WHEN THEY'RE OUT CAMPAIGNING, most of the men running for President make their way around in modest vans or borrowed cars. When they use a plane, it is usually rented, small and cramped. When they fly commercial, it's coach.
These men may know a lot about agricultural price supports and welfare reform and the window of vulnerability, but they don't know anything about arriving in style.
Donald Trump, the New York real estate magnate, billionaire, "Doonesbury" star, People magazine cover boy and occasional commentator on the great issues of our day, may not know as much about national policy as he thinks, but he knows how to make an entrance. When a brief "Trump-for-President" boomlet brought him to address a group of New Hampshire Republicans last fall, he arrived, not in a van or a dingy turboprop, but in his $8-million, black, French Aerospatiale Super Puma military jet helicopter.
A showman if not a statesman, Trump understands how much it takes to turn heads today. In the mass-merchandised, affluent society America has become, finding the right symbol to connote our station in life is, like everything else in the modern world, increasingly complex and demanding. In the go-go years of the 1980s, people have been forced to find ever more creative ways of announcing that they have arrived--like $8-million helicopters. Other decades have been devoted to getting and spending, but none as feverishly as this one. In the Reagan years, it's been as if someone took a tape from the 1920s or 1950s and played it on fast forward. "We really have had a frenzy of it in the last seven years," says Tina Brown, editor of Vanity Fair, one of a few magazines that serve as sort of status umpires.
Nowhere has the game been played more intently than in Los Angeles. "What, after all, is a status symbol? It's a focus on appearances in association with a particular object that you think enhances your sense of self. Los Angeles is an area that is very focused on appearances," says David Brandt, a San Francisco psychologist and author of "Is That All There Is?," a study of baby-boomer disillusionment.

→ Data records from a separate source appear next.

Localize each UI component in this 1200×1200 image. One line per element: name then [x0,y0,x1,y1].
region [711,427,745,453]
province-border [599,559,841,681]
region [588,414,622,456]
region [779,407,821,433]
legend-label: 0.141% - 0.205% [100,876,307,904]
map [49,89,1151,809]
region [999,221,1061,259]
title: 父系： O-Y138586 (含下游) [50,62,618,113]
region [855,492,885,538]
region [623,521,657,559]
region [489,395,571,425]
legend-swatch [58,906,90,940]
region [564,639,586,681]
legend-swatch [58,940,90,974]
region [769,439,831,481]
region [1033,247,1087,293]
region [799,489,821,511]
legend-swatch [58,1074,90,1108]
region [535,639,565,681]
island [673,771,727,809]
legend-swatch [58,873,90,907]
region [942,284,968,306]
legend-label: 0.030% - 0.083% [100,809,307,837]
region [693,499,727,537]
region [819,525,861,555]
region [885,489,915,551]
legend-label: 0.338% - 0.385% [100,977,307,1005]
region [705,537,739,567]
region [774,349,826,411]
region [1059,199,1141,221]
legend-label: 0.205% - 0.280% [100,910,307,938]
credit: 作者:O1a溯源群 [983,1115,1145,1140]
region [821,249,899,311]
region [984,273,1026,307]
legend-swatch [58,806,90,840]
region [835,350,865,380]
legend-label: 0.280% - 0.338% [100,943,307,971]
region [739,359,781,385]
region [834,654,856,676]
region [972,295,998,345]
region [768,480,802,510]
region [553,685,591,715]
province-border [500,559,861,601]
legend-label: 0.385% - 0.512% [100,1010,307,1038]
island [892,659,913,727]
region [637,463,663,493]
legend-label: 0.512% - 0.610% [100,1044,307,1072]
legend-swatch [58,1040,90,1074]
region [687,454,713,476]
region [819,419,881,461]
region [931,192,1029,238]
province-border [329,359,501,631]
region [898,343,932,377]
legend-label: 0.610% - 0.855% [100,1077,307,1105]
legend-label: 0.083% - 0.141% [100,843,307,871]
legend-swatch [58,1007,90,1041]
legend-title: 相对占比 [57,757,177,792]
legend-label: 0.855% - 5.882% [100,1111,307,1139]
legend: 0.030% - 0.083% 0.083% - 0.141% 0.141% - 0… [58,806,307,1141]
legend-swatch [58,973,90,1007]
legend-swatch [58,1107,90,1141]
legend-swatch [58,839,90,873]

Now, as the decade winds down, the mood may be changing again. Nothing will stop the Trumps from buying new and better toys; we're not heading back to the anti-materialism of the 1960s. But after the frantic acquisition that marked the early 1980s and the sickening thud of the stock market in October, we may be heading for what Brown calls "status burnout." Marketing consultant Faith Popcorn, chairman of BrainReserve Inc., calls the phenomenon "yuppie glut" and sees the next great trend as "cashing out"-- turning down the promotion, the long hours and the hectic coast-to-coast trips to devote more time to family, friends and community. More and more of today's obsessive achievers, she predicts, will begin measuring their success not by their possessions but "by how many friends they've got, what a good family they've got, how the kids are turning out." For a snapshot of that next wave in status, think of Diane Keaton in the movie "Baby Boom."
EIGHTY-EIGHT YEARS AGO,when Thorstein Veblen published "The Theory of the Leisure Class," his classic look at social stratification, the pursuit of status was an uncomplicated affair. Class lines were clear. For the rich, more was better. Much more was even better. Huge mansions, huge masked balls, endless extravagance--all conducted in full public view--marked what the robber barons considered tasteful arrival. All of this left the emerging middle class cold. Sober and grave, America's turn-of-the-century burghers watched these ostentations with pious disgust. But that disdain dissolved once the middle class was able to afford more luxury. By the 1920s people began to model their behavior on the upper class, says UCLA sociologist William Roy.
The Depression derailed both the mass marketing of status and the most conspicuous of consumption. With one-third of a nation ill-housed, ill-clad and ill-nourished, fewer people had enough money to get by, let alone impress anyone else.
The boom that followed World War II jumpstarted the stalled rush to middle-class status. Possessions whose scarcity had set apart their owners now became abundant. Home ownership had been a privilege reserved for the few, but the unadorned four-room boxes that spread from Long Island's Levittown to the exploding suburbs of Southern California brought it to the many. As a status symbol, the basic single-family house was thus depreciated. So too were automobiles and televisions, which poured into American homes after the war.